Currently, one of the most controversial topics is that science on food is advantageous or disadvantageous. Some people point out that our lives are beneficial thanks to new technique of science such as a variety of better quality food. However, some other people provides some disadvantages likely food allergy. In this writing, I would like to analyze the positive and negative effects of science on food.

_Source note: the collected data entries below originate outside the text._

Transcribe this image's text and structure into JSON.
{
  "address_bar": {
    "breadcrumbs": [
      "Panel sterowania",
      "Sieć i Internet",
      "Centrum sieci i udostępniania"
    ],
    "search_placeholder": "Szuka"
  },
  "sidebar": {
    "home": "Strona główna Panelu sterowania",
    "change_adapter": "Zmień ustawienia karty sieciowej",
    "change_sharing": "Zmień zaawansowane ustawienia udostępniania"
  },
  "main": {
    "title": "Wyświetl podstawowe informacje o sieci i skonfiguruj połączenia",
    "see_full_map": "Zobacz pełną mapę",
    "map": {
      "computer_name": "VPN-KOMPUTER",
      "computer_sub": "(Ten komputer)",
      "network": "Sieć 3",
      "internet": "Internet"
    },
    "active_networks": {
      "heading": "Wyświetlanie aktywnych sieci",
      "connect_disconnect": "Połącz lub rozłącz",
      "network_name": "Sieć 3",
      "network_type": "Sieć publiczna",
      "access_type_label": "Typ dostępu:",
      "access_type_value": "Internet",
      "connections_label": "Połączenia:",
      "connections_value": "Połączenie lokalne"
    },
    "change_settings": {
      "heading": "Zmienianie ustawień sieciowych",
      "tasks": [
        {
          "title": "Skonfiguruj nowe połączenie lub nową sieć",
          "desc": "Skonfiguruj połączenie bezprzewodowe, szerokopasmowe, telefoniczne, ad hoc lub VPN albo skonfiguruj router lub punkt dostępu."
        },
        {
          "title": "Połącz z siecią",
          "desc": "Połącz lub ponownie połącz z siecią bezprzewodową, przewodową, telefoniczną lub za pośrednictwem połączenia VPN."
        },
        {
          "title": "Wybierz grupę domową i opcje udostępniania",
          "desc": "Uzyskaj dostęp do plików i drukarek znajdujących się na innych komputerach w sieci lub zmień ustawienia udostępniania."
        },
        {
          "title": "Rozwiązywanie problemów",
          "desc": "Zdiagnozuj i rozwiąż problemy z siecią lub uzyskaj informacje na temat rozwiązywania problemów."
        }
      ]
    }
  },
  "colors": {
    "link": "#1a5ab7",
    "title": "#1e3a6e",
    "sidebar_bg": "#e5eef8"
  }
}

It should be acknowledged that the development of science brings the large number of advantages to our society, especially some successful achievement of science on food. Nowadays, there are many new kinds of food with better quality which are applied genetic engineering techniques. According to some reports, scientists introduced new crop plants which are able to stay strong in the climate change. In cases of an intense weather namely a longer drought or cold winter, crops were easily destroyed. New terms of crop plants are invented as the better solution, they survive in these harsh weathers (BSc, 2012). In addition, crops have been examined in order to improve their important traits which prevent unexpected diseases, eliminate insects and provide higher productivity. Moreover, it may take a few days to delivery foods to customers; so, fruits may be rotten and damaged; therefore, new food is preserved a long – time delivery. Overall, new kinds of food have a better quality thanks to food science.
On the other hands, there are some negative effects which are caused by food science. Some people blame that they are afraid of using new food because of having a lack of science reports which discuss the negative effects of chemical used in science experiment. Additionally, food allergy is one of the most popular diseases which is brought about by science.